European health agency warns Europe may not get rid of monkeypox if outbreak continues | monkeypox

If we don’t control the monkeypox virus outbreak in Europe, there is a risk of the condition becoming ‘endemic’. That says the European Center for Disease Prevention and Control (ECDC) in a new report.

We speak of an endemism if an infectious disease occurs in a certain area without patients contracting it elsewhere and if the number of infections remains fairly constant (because there are about as many new cases as there are disappearances, through healing or death).

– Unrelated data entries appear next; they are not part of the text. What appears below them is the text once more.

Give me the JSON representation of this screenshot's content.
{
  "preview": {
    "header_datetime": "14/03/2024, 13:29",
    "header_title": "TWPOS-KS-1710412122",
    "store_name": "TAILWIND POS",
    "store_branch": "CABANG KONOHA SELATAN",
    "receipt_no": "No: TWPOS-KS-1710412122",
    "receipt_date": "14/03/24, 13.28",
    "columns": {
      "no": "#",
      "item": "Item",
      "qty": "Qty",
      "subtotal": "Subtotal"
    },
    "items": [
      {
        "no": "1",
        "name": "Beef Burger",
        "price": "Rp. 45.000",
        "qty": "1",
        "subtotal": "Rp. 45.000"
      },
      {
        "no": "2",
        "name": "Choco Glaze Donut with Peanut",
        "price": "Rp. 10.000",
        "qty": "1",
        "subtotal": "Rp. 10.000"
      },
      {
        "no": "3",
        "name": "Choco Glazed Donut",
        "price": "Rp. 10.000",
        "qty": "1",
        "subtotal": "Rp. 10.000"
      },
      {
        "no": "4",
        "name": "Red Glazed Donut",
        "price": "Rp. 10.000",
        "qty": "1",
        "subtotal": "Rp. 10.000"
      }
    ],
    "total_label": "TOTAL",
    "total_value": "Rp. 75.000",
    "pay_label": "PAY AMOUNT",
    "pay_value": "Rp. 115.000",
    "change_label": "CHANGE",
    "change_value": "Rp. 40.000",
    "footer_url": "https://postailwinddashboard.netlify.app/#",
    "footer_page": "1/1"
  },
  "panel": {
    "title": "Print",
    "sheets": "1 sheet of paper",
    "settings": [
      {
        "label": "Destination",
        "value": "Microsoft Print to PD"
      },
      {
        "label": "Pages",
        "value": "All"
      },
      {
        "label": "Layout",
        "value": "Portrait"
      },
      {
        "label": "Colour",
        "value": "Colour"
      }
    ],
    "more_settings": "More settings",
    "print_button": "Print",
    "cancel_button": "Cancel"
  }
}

Until now, monkeypox mainly occurred in West and Central Africa. If the disease appeared in Europe in the past, it was usually linked to travelers who had been to that region. In recent weeks, however, monkeypox has been diagnosed in several places in Europe in patients with no link to the listed areas in Africa. That means that the virus has been able to spread in Europe.

Wild animal

If the virus also succeeds in transferring from humans to a wild animal in Europe, the specter of the endemism looms. The animal can then serve as a reservoir for the virus, infect other animals and the virus can jump back to humans from there.

© REUTERS

The ECDC calls the risk “very small”. Little is currently known about the suitability of European mammalian species to host monkeypox virus. the risk assessment† “However, it is likely that rodents – and squirrel species in particular – are suitable hosts. And transmission from humans to pets is also theoretically possible.”

Quick identification

The ECDC therefore recommends that there be close collaboration between human and animal health services to monitor exposed animals and prevent the disease from spreading to wildlife. Rapid identification, treatment and reporting of new cases is very important.

There are currently more than 260 possible or confirmed cases of monkeypox in some 20 countries and the number is steadily rising. This not only concerns European countries such as Belgium, the Netherlands, Germany and France, but also the United States, Australia and Morocco, among others.